The video link below shows a HD-video screen that was inserted into a window-frame. Then actual video footage of the outside building “view” was used with some added some “CG-Special Effects” to create a simulated meteor-strike. This video window scene was so “life-like” and “realistic’ that it terrorized those people who had entered the room under the pretext of having a job interview. This is an example of how we can make windows and other aspects of our subsurface living system so “life-like” and “realistic” that it will fool the human senses.

See the video link “HD Windows” for more details.

Above is an image of part of an underground city that was created thousands of years ago which was discovered in what is now present-day Turkey. There are been more than 200-underground cities discovered in the area between Kayseri and Nevshir and 40 of these contain three levels or more of subsurface structure complexes.

These underground cities can hold thousands of people and have places for grain storage and storage for olive oil and other food products. There are livestock stables and water-well shafts and ventilation shafts which were all cut out of volcanic rock. All of these subsurface complexes were cut using only hand-tools and manual labor. These structures were so well-hidden that they were not discovered until 1963 when one of the walls was accidently breached revealing miles of tunnels which connected vast areas of chambers and underground living spaces.

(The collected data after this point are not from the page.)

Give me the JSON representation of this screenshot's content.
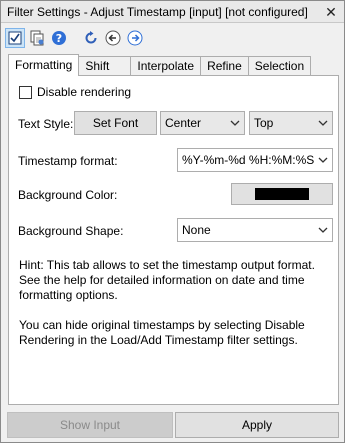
{
  "window": {
    "title": "Filter Settings - Adjust Timestamp [input] [not configured]",
    "close_glyph": "✕"
  },
  "toolbar": {
    "icons": [
      "checkbox-toggle-icon",
      "copy-settings-icon",
      "help-icon",
      "refresh-icon",
      "back-icon",
      "forward-icon"
    ]
  },
  "tabs": [
    {
      "label": "Formatting",
      "active": true
    },
    {
      "label": "Shift"
    },
    {
      "label": "Interpolate"
    },
    {
      "label": "Refine"
    },
    {
      "label": "Selection"
    }
  ],
  "formatting": {
    "disable_rendering_label": "Disable rendering",
    "disable_rendering_checked": false,
    "text_style_label": "Text Style:",
    "set_font_label": "Set Font",
    "alignment_value": "Center",
    "position_value": "Top",
    "timestamp_format_label": "Timestamp format:",
    "timestamp_format_value": "%Y-%m-%d %H:%M:%S",
    "background_color_label": "Background Color:",
    "background_color": "#000000",
    "background_shape_label": "Background Shape:",
    "background_shape_value": "None"
  },
  "hint": {
    "paragraph1": "Hint: This tab allows to set the timestamp output format. See the help for detailed information on date and time formatting options.",
    "paragraph2": "You can hide original timestamps by selecting Disable Rendering in the Load/Add Timestamp filter settings."
  },
  "bottom": {
    "show_input_label": "Show Input",
    "apply_label": "Apply"
  }
}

See the link “Derinkuyu Underground City” for more details.

This is an example of what can be done to create an underground living system. The ancient system in present-day Turkey was created thousands of years ago using hand-tools and manual labor. But we now have the advantage of using modern machinery and advanced technology. Today we can create a system that has real-sunlight and interactive windows and which produces energy and food and oxygen and products needed to sustain human life underground for indefinite periods of time.